Roche is officially arguing that the $200-a-head dinner was simple and modest. In a statement, the company explains the meals were provided as part of a scientific meeting that the company sponsored and organised, and that “it seems reasonable to us that a dinner of this type was on offer at the end of such an educational day”.
McLeod, one of the partners present at the Opera House, says the dinner was far from reasonable. She says she was shocked that leading public hospital blood and cancer specialists were attending and, after separating from the doctor she was with, decided to reveal the details of three nights of indulgence she was part of, all funded by Roche almost a year ago.
The night following the Opera House dinner, a smaller, more select group of specialists was taken to the harbourside restaurant the Boathouse, where Roche spent more than $2000. Along with the snapper pie, the doctors tucked into four bottles of Kooyong Pinot Noir and five bottles of Domaine Day Viognier.
The medical meeting held over that weekend was called HOTT – Hematology Oncology Targeted Therapies – treatments for blood disorders and cancer.

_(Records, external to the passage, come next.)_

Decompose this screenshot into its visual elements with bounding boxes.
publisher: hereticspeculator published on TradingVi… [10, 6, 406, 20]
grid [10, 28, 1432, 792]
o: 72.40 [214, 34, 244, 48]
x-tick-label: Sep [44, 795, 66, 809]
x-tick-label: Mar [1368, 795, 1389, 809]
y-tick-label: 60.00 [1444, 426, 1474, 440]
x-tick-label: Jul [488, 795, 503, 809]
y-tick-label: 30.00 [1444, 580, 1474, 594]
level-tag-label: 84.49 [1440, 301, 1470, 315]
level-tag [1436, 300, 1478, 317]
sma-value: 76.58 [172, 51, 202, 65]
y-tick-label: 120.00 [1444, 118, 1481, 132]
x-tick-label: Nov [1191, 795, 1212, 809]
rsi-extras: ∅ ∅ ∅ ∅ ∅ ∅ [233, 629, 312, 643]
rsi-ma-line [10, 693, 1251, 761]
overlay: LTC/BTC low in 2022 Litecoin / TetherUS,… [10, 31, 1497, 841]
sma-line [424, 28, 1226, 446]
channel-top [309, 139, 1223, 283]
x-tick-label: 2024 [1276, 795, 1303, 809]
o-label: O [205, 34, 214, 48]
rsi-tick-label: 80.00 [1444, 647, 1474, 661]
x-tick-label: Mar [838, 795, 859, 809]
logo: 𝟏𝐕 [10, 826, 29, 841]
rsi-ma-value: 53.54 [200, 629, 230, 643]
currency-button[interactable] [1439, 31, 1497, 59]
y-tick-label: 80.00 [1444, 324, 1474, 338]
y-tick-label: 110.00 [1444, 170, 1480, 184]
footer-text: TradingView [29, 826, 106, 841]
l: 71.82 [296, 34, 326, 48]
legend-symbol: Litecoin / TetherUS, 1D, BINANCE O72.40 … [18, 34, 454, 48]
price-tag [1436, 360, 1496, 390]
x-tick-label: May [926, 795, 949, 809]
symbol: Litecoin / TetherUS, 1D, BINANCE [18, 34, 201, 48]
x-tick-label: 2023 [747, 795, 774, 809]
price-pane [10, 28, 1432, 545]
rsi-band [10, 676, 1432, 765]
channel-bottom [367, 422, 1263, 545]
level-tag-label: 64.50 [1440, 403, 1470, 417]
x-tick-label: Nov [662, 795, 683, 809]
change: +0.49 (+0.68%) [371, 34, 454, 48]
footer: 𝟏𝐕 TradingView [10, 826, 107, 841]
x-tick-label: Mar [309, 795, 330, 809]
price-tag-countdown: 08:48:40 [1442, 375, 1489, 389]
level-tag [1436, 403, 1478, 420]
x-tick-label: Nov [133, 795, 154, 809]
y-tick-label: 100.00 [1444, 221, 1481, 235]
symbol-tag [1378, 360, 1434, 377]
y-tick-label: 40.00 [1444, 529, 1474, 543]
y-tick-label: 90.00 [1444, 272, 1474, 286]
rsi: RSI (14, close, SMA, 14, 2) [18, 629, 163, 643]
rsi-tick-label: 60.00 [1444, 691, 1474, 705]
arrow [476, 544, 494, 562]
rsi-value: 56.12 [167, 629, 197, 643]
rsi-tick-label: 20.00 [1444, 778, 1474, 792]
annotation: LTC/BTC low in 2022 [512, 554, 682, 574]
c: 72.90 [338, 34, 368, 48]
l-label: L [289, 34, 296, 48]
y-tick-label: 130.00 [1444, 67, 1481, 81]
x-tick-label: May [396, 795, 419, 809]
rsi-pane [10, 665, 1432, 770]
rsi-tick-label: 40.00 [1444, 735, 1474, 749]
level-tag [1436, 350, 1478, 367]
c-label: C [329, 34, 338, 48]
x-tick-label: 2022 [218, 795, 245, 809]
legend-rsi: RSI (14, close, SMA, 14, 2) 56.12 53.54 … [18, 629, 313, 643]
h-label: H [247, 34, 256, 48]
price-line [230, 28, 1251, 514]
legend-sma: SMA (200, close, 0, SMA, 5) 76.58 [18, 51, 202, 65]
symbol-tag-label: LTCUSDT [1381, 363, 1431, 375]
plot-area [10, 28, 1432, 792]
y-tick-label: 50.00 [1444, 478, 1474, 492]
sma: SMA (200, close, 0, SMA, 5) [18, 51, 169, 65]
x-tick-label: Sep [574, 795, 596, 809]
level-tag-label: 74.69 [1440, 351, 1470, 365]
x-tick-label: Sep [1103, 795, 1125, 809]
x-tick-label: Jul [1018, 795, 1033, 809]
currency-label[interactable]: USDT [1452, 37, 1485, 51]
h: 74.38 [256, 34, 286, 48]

Roche had flown in doctors from around the country, put them up at Sydney’s top hotels and wined and dined them. Roche has quite an interest in blood disorders and cancer. Its top-selling drug in the world is MabThera, a cancer treatment for non-Hodgkins lymphoma, which costs almost $10,000 a treatment. According to Kerridge, a hematologist and ethicist based at Sydney’s Westmead hospital, the wining and dining of cancer doctors remains commonplace.
The Australian Consumers’ Association echoes Kerridge’s concerns. “Doctors should not be accepting drug company dinners when they are making important decisions costing a lot of money,” says ACA health policy officer Viola Korczak, who argues the industry’s code is ineffective.
Yet the AMA’s Haikerwal maintains that drug companies funding restaurant meals for doctors is acceptable and that they are there to “oil the wheels”. He argues that company-sponsored events give doctors an opportunity “to critically question the companies’ products” and that “no patient harm comes from this process”. He says he regularly accepts drug company-sponsored hospitality.
Haikerwal’s views contradict evidence published in medical journals that drug company largesse distorts doctors’ practice and the scientific records, because so many trials are now company-funded.
The third night of Roche hospitality took place in a private function room at Aria, another exclusive restaurant with views of Sydney Harbour. On this occasion 13 bottles of wine were consumed. The cost of this meal was a cool $4184 for fewer than 20 people.
Ray Moynihan is the co-author of Selling Sickness: How drug companies are turning us all into patients, Allen and Unwin, Sydney, 2005.